Brunaulieu, lieutenant d'Albigny, est l'âme de cette entreprise. Il a suggéré d'attaquer Genève dans la nuit du onze au douze décembre, parce que c'est la nuit la plus longue de l'année.
Cette attaque de Genève, lancée en l'an de grâce 1602 par les mercenaires du Duc de Savoie, est plus connue sous le nom d'Escalade, sous-entendu des remparts de la cité de Calvin, censés la protéger contre les envahisseurs.

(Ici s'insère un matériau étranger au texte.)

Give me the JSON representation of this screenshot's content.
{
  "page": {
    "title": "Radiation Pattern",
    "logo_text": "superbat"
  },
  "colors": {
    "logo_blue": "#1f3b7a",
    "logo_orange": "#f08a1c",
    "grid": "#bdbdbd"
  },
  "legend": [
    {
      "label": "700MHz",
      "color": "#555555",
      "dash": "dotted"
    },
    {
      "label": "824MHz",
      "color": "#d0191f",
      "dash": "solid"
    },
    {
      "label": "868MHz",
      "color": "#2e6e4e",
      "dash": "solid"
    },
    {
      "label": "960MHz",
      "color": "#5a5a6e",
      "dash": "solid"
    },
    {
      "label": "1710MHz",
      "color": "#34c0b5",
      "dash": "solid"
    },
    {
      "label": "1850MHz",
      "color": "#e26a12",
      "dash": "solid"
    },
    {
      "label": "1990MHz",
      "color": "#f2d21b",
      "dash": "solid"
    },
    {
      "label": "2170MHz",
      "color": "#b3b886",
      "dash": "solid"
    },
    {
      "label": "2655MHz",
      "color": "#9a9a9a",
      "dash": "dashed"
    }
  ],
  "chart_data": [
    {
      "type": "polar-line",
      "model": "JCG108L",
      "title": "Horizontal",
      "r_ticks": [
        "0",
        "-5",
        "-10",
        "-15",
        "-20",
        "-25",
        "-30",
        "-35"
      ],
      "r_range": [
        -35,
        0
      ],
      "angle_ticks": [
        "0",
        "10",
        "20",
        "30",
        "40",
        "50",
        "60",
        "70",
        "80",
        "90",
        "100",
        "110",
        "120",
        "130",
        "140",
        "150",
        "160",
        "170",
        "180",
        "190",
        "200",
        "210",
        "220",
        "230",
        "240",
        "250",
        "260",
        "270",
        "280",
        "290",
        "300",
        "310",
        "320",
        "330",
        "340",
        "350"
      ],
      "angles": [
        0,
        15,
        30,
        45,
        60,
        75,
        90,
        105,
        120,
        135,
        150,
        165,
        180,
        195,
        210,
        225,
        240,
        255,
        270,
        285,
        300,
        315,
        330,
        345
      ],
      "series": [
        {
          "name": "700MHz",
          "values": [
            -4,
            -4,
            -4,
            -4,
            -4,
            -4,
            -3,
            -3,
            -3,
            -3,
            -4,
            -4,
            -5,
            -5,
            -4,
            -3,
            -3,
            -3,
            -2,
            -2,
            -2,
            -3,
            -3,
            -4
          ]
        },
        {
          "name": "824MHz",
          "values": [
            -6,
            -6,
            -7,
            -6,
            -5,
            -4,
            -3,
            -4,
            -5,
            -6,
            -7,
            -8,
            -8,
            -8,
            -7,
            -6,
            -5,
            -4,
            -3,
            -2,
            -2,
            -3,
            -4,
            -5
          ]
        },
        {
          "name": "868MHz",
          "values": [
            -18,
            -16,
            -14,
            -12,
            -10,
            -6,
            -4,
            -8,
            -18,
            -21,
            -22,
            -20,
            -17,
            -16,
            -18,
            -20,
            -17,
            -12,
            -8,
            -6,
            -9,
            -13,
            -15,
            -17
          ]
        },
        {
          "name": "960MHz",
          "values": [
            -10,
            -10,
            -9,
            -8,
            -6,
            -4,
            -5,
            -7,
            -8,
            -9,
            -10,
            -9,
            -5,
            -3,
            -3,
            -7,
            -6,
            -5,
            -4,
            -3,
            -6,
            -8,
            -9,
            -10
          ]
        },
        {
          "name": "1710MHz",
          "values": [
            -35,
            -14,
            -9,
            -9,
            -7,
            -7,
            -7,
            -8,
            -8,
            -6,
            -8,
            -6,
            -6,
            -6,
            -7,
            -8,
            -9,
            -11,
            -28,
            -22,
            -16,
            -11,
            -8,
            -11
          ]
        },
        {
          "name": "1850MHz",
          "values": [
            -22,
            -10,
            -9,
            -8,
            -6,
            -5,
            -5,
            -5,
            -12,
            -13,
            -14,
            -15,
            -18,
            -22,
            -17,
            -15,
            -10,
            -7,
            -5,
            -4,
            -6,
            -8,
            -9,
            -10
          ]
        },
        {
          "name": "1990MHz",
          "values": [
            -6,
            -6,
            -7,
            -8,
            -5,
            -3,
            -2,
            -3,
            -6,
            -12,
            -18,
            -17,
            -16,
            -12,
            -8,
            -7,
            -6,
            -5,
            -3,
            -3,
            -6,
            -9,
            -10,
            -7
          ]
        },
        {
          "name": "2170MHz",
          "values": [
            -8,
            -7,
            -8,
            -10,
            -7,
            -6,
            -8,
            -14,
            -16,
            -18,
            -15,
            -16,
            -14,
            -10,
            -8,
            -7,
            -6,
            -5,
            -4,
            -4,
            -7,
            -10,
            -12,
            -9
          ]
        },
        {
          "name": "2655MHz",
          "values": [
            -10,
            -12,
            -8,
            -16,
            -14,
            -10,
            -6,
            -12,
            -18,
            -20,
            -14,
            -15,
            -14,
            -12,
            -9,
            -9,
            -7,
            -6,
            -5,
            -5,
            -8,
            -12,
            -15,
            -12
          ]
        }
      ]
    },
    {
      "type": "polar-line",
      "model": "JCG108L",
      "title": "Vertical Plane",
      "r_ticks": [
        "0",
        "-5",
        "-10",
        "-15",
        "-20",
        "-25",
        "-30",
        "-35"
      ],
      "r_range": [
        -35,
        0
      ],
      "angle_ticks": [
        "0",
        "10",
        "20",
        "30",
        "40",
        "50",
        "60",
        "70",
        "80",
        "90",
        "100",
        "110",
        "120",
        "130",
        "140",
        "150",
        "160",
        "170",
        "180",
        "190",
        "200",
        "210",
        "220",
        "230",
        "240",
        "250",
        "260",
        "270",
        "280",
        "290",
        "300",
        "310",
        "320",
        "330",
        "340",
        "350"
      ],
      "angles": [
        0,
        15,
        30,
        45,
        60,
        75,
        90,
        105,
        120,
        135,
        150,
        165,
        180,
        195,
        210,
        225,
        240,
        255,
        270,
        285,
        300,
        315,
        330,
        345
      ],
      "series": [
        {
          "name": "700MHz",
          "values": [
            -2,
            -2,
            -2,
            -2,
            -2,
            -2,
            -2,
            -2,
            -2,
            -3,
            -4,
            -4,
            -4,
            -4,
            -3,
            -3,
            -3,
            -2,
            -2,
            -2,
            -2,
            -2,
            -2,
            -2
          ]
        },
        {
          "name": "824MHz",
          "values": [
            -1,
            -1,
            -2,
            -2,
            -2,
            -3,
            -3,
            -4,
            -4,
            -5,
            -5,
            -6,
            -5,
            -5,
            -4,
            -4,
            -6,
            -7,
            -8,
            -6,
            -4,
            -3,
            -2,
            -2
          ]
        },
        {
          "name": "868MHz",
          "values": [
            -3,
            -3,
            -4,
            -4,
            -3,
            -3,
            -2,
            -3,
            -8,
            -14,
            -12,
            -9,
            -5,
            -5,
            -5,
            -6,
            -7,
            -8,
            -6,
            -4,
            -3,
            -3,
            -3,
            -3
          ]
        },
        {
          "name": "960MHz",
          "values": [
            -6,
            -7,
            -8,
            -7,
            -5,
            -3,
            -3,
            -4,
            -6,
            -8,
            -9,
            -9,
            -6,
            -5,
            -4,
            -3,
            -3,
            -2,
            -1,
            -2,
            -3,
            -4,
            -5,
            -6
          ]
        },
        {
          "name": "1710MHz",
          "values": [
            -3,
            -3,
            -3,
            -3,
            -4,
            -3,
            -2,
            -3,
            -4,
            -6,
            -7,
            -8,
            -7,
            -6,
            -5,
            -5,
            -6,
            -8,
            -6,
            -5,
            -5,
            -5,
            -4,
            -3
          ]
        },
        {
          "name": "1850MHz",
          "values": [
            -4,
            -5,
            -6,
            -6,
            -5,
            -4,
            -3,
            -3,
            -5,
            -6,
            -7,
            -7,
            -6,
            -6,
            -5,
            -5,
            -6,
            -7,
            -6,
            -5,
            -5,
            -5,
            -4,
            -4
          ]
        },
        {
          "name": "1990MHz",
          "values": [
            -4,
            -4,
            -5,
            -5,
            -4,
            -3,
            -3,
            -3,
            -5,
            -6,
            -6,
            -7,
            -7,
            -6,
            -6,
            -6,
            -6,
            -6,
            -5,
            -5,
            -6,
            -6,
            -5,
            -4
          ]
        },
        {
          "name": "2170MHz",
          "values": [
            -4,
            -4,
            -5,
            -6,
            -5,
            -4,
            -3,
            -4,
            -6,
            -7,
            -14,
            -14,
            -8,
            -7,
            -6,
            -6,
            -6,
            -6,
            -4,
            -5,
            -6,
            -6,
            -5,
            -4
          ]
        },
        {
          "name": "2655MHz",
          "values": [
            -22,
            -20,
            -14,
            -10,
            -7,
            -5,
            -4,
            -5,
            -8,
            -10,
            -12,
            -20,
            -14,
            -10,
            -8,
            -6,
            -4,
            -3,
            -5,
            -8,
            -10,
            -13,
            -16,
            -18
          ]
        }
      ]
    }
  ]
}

Henri Gautschi situe son roman, La nuit la plus longue, Au temps de l'Escalade, justement. C'est sa manière à lui de commémorer l'événement, qui donne lieu chaque année à des festivités et à une célèbre Course en ville
Les deux héros, Jean et Marianne, sont deux jeunes gens, du même âge - vingt ans -, qui, quelques jours plus tôt, font connaissance sur le marché de la place du Mollard à Genève, où leurs parents tiennent des étals qui se font face.
Louis Bovier, père de Jean, est charron, comme son père avant lui. Il vend avec son fils, sur ce marché genevois, des brouettes en bois à roue pleine et des miniatures sculptées dans du bois par Théodore, le petit frère de Jean.
Les Détraz, viennent au marché depuis cet automne avec leur fille pour y vendre des légumes de [chez eux]: cardons, poireaux, patenailles, navets, choux et puis des pommes, des oeufs et, quelquefois, des tommes de chèvre.
Les Bovier sont de Chancy, sur la rive droite du Rhône, village situé en France et les Détraz de Malagny, sur la rive gauche, en Savoie: ces derniers n'ont en principe pas le droit de vendre de la nourriture à Genève mais... ils le prennent.
La liberté de circulation des biens et des personnes pose déjà des problèmes à l'époque entre République de Genève, Royaume de France, qui la protège, et Duché de Savoie, le grand perdant du traité de 1601 signé par Henri IV.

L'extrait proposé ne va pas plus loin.